Cuba sin termómetros
LUZ ESCOBAR, La Habana | Octubre 25, 2015

Quedan pocas abuelas que con solo poner su mano en la frente del nieto
pueden saber si pasa por un estado febril. Con la llegada masiva a los
hogares de los termómetros para medir la temperatura corporal, se ha
perdido ese don tan peculiar. Ahora resulta imprescindible contar con
ese pequeño artilugio de mercurio o baterías, que sin embargo lleva años
de desabastecimiento y ausencia en las farmacias cubanas.

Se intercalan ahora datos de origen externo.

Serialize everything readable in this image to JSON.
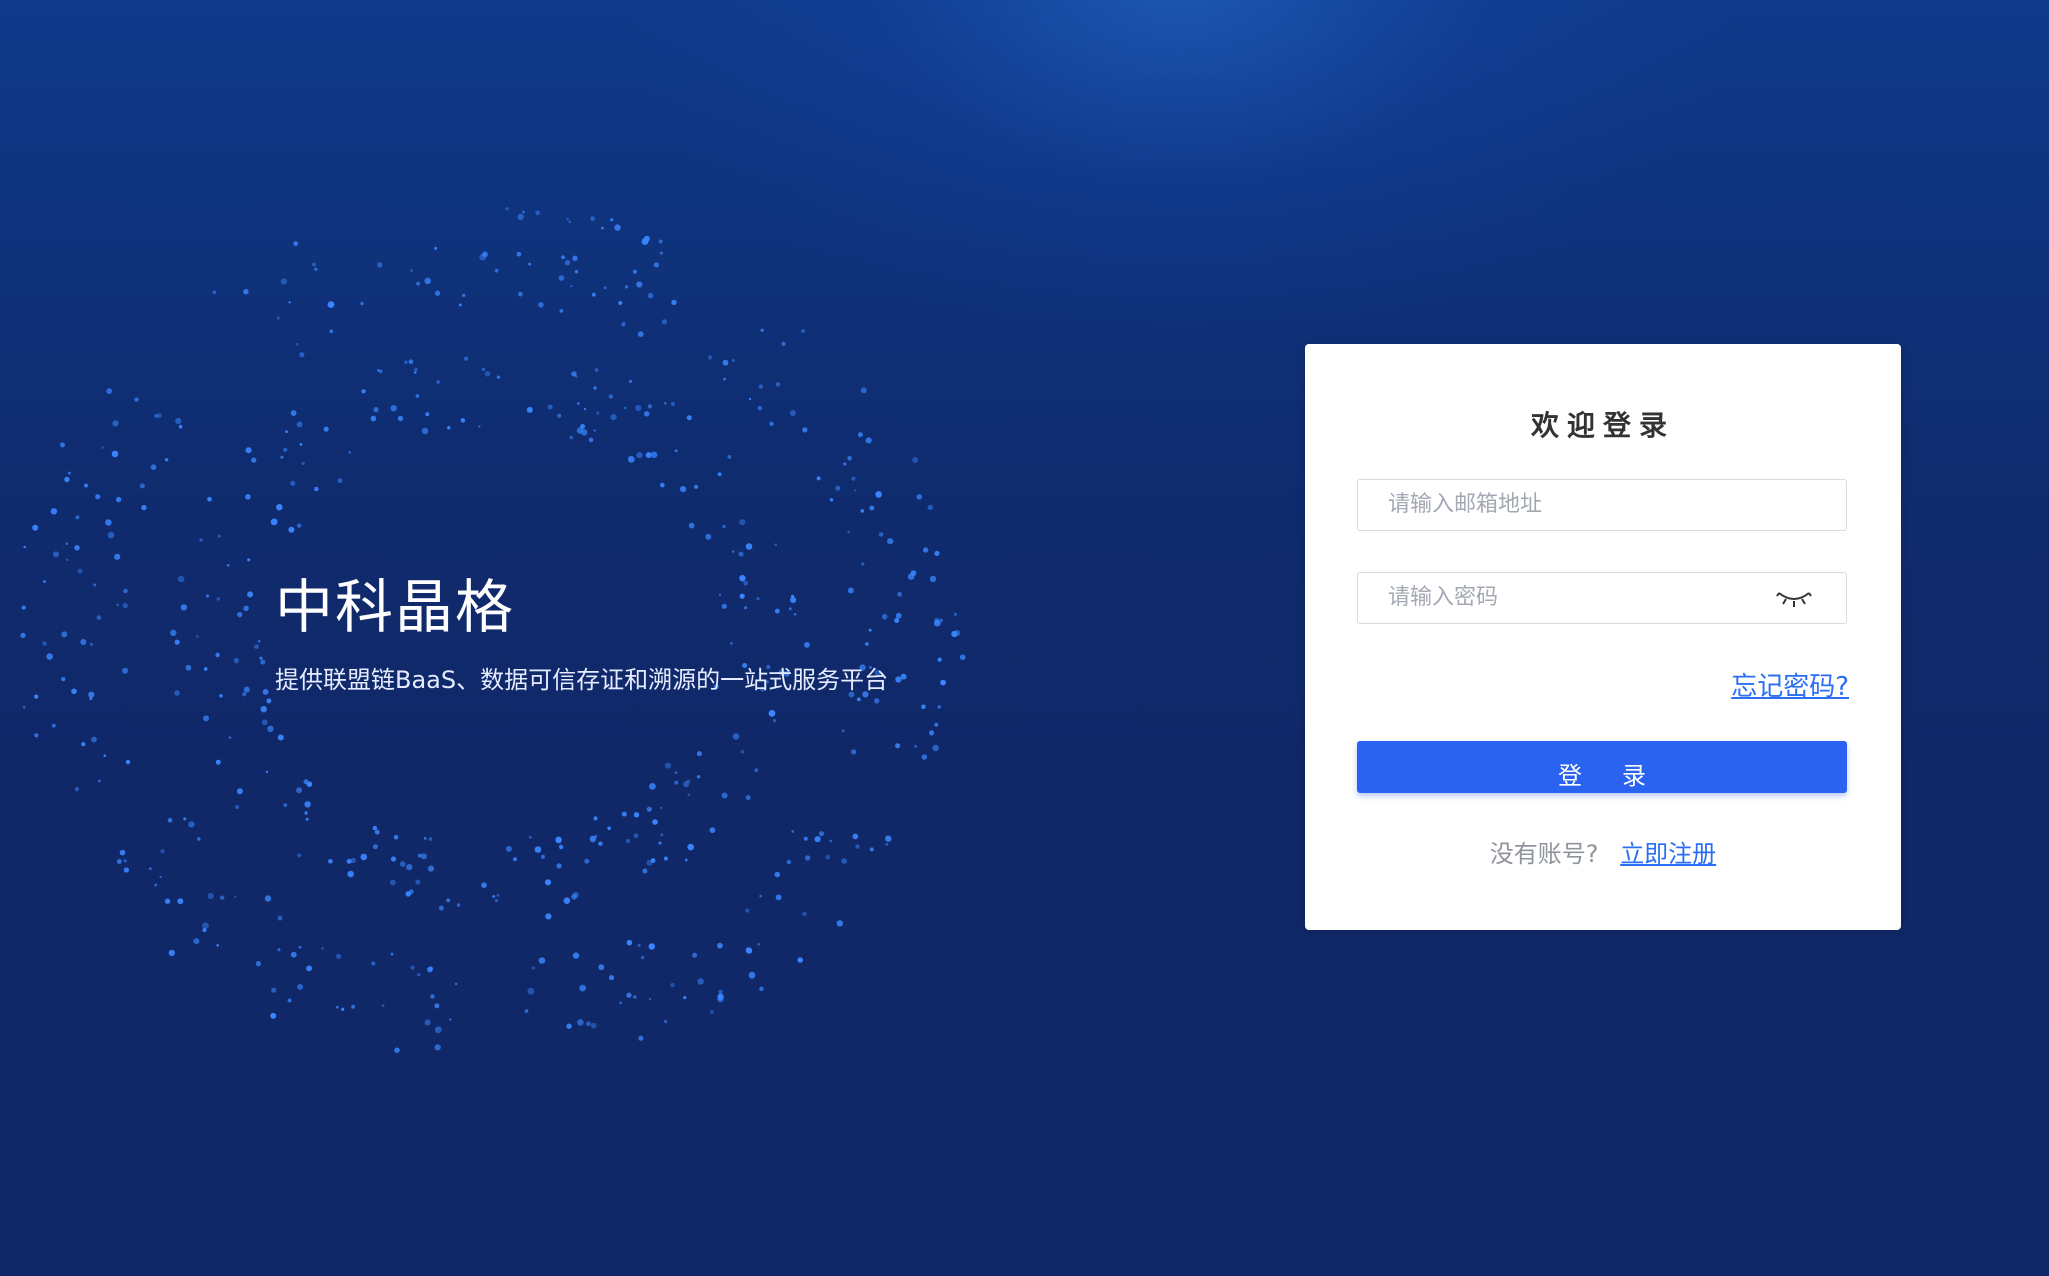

María Esther es una abuela moderna: “Yo crecí con termómetro y teléfono
en casa como algo normal”, dice con el orgullo de sentirse una mujer
nacida en el siglo XX. La semana pasada se quedó a cargo de sus dos
nietas, y la pequeña comenzó a mostrar síntomas de una gripe. Horas de
llamadas a tiendas, farmacias y dispensarios la hicieron chocar con la
dura realidad: no hay termómetros a la venta en La Habana.

Preguntar en las farmacias de la capital cubana por ese adminículo de
vidrio y azogue se asemeja a indagar por un objeto llegado del espacio
exterior. Caras de asombro y risas, son las respuestas de las empleadas
si algún cliente va en busca de termómetros. En el dispensario de la
esquina de las calles Concordia y Campanario, en Centro Habana, una
dependiente le asegura categórica a un frustrado comprador: “Hace años
que aquí no tenemos eso”, como quien reporta el último avistamiento de
una especie en extinción.

El cliente, antes de marcharse resignado, aprovecha para cuestionar a
“esta potencia médica, que manda médicos a combatir el ébola… pero no
tiene termómetros para medir una simple fiebre”. Otros usuarios
alrededor asienten y callan. Hace apenas una semana la televisión
oficial ha confirmado en un extenso reportaje el desabastecimiento de
medicamentos por el que atraviesa el país.

Según declaró la jefa del Departamento de Operaciones de BioCubafarma,
Bárbara Olivera, unos 60 medicamentos pertenecientes al “cuadro básico
de salud”, principalmente los utilizados en el tratamiento del cáncer,
desaparecieron de las farmacias nacionales. Se debe a “los atrasos
productivos acumulados desde el año 2014″, aseguró la funcionaria.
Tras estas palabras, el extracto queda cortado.